On the last day that we were going to be in the bush, Mafuka led a group of us on a short walking tour near the camp. Rifle in hand he pointed out a lion ant hole, and a patch of trampled grass where cape buffalo had skirmished with either a lion or hyena the day before. He identified the various animal feces left here and there – the dark coiled pile of buffalo dung was easy to distinguish from hyena scat, white if the hyena had been eating bones. More difficult was telling porcupine from kudu. He could identify every pile.
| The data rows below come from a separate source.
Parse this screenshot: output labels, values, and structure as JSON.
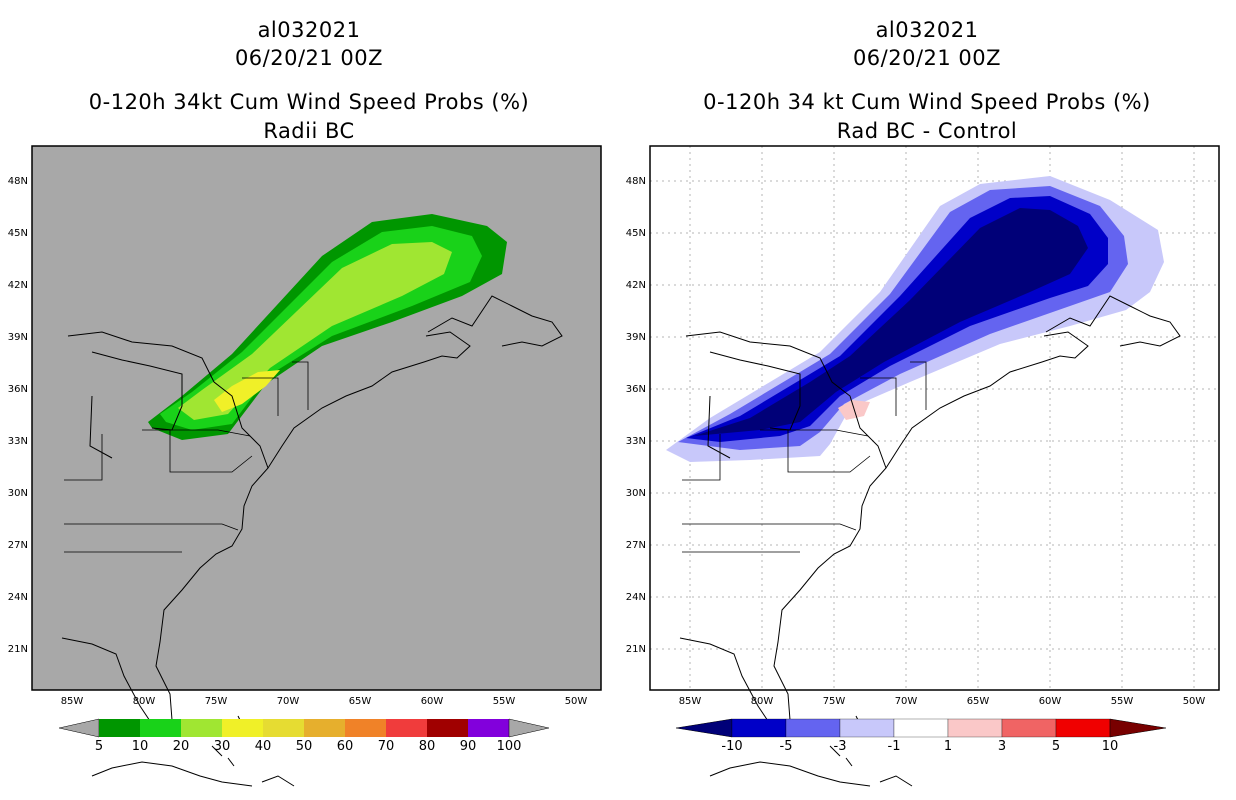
{
  "left_panel": {
    "storm_id": "al032021",
    "datetime": "06/20/21 00Z",
    "title": "0-120h 34kt Cum Wind Speed Probs (%)",
    "subtitle": "Radii BC",
    "background_color": "#a8a8a8",
    "colorbar": {
      "colors": [
        "#009600",
        "#19d219",
        "#a0e632",
        "#f0f028",
        "#e6dc32",
        "#e6af2d",
        "#f08228",
        "#f03c3c",
        "#a00000",
        "#8200dc"
      ],
      "labels": [
        "5",
        "10",
        "20",
        "30",
        "40",
        "50",
        "60",
        "70",
        "80",
        "90",
        "100"
      ]
    },
    "contours": [
      {
        "level": "5",
        "color": "#009600"
      },
      {
        "level": "10",
        "color": "#19d219"
      },
      {
        "level": "20",
        "color": "#a0e632"
      },
      {
        "level": "30",
        "color": "#f0f028"
      }
    ]
  },
  "right_panel": {
    "storm_id": "al032021",
    "datetime": "06/20/21 00Z",
    "title": "0-120h 34 kt Cum Wind Speed Probs (%)",
    "subtitle": "Rad BC - Control",
    "background_color": "#ffffff",
    "colorbar": {
      "colors": [
        "#0000c8",
        "#6464f0",
        "#c8c8fa",
        "#ffffff",
        "#fac8c8",
        "#f06464",
        "#f00000"
      ],
      "end_colors": [
        "#000078",
        "#780000"
      ],
      "labels": [
        "-10",
        "-5",
        "-3",
        "-1",
        "1",
        "3",
        "5",
        "10"
      ]
    },
    "contours": [
      {
        "level": "-1",
        "color": "#c8c8fa"
      },
      {
        "level": "-3",
        "color": "#6464f0"
      },
      {
        "level": "-5",
        "color": "#0000c8"
      },
      {
        "level": "-10",
        "color": "#000078"
      },
      {
        "level": "1",
        "color": "#fac8c8"
      }
    ]
  },
  "map_axes": {
    "lon_labels": [
      "85W",
      "80W",
      "75W",
      "70W",
      "65W",
      "60W",
      "55W",
      "50W"
    ],
    "lat_labels": [
      "48N",
      "45N",
      "42N",
      "39N",
      "36N",
      "33N",
      "30N",
      "27N",
      "24N",
      "21N"
    ]
  }
}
When he came upon a small mound of dry impala dung, he picked up a handful. He stood there jiggling it in his hand, much as some men jiggle loose change in their pockets, while he talked a bit about the impala, looking from person to person in our group. Perhaps he was assessing just how open our minds could be, or perhaps he was getting his mind and body ready for what he was about to show us. He told us how kids often had spitting contests with dried impala pellets, still looking from person to person to watch our reaction. Then he went on to say that he had taught himself to swallow and regurgitate the impala dung, in order to spit farther. It had taken him three years to perfect the technique.

He handed a stick fashioned from a palm tree to Gary, one of our group, and told Gary to hit the pellets with the “bat” as he spit them. Mafuka said, “six pellets,” and proceeded to swallow them quickly one at a time – one, two, three, four, five, six – then opened wide and showed us that they were nowhere in his mouth. Then he burped them up and spit them out, one by one, while Gary swatted at them from ten or twelve feet away. Gary couldn’t hit any, of course, because they were about the size of a kidney bean. Later Gary and others of us had more luck batting at walnut-sized pellets of giraffe dung that Mafuka pitched underhand.

As we were walking back to camp, Mafuka asked, “What do you call a contest where you spit impala pellets, play cricket with giraffe poop, and taste elephant dung to identify the sex?” We took his word for it that female dung tastes sweet, and male salty. He laughed his answer: “a shit safari.” I decided that African boys may live closer to the earth, but their humor is like that of boys everywhere.

As we waited at the airstrip out in the middle of nowhere for a bush plane to take us to Victoria Falls, Mafuka told us excitedly how he had heard of a woman in South Africa who also could swallow and spit impala dung. He was going to meet her in a couple of weeks to have a contest. We wished him luck and promised we’d watch for his name in the Guinness Book of World Records. What a way to end our two weeks in the bush!